Cheddar, Chives, and Nanami Togarashi
My basic go to savory scones are extra sharp cheddar cheese and chives (sometimes scallions). For zing, I add nanami togarashi (Japanese seven spice powder). When I am out of nanami togarashi, I substitute with mustard and hot sauce. And on days when I am in the mood for omnivores version, I add bacon to make the bacon super scrumptious.
Scones Can Be Made Ahead
It is hard to argue that freshly made scones just out from the oven are the best. But life can be busy, and we all have to make do with make ahead food. These scones play nice with your life schedule. Once they are cool, feel free to wrap each scone with saran plastic and just store them at room temperature as long as you plan to finish them in several days (i.e. less than a week). For longer storage, it is best to freeze.
- 2 cups (240 gram) all purpose flour
- ½ teaspoon salt
- 1 tablespoon baking powder
- 1 tablespoon nanami togarashi (Japanese seven spice powder) (*)
- 6 tablespoons (85 gram) cold butter, cut into pieces
- 1 cup (125 gram) sharp/extra sharp cheddar cheese, grated
- 3-5 (15 gram) chives, cleaned and finely chopped
- 2 eggs
- ⅓ cup cream (**)
- Preheat the oven to 375°F. Line a baking sheet with parchment.
- Whisk together the flour, salt, baking powder, and nanami togarashi.
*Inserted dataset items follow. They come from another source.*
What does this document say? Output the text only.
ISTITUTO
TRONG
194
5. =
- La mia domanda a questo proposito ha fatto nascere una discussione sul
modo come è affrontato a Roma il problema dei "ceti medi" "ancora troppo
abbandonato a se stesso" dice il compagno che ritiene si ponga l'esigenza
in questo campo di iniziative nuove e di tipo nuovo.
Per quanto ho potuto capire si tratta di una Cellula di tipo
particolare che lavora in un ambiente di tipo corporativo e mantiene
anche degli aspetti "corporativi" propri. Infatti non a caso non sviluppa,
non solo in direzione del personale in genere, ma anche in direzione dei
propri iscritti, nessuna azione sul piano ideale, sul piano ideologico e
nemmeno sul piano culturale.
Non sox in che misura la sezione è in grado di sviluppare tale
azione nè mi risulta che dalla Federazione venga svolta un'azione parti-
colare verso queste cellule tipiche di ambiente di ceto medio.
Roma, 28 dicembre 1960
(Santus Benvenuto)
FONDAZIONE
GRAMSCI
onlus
Then work in the butter with your fingers to make an unevenly crumbly mixture.
- Add in cheddar cheese and chives.
- Mix together the eggs, cream, stirring just until everything is evenly mixed; the dough will be quite sticky.
- Liberally flour your working surface and your hands. Shape the dough into a 10" x 2" rectangle.
- Cut into 5 squares, then cut each square in half diagonally, to make a total of 10 triangular scones.
- Place the scones on the prepared baking sheet, leaving at least 1" between them.
- Bake the scones for 20 to 25 minutes, until golden browned. Remove them from the oven, and serve warm or at room temperature.
(**) Can be substituted with ¼ cup full cream milk.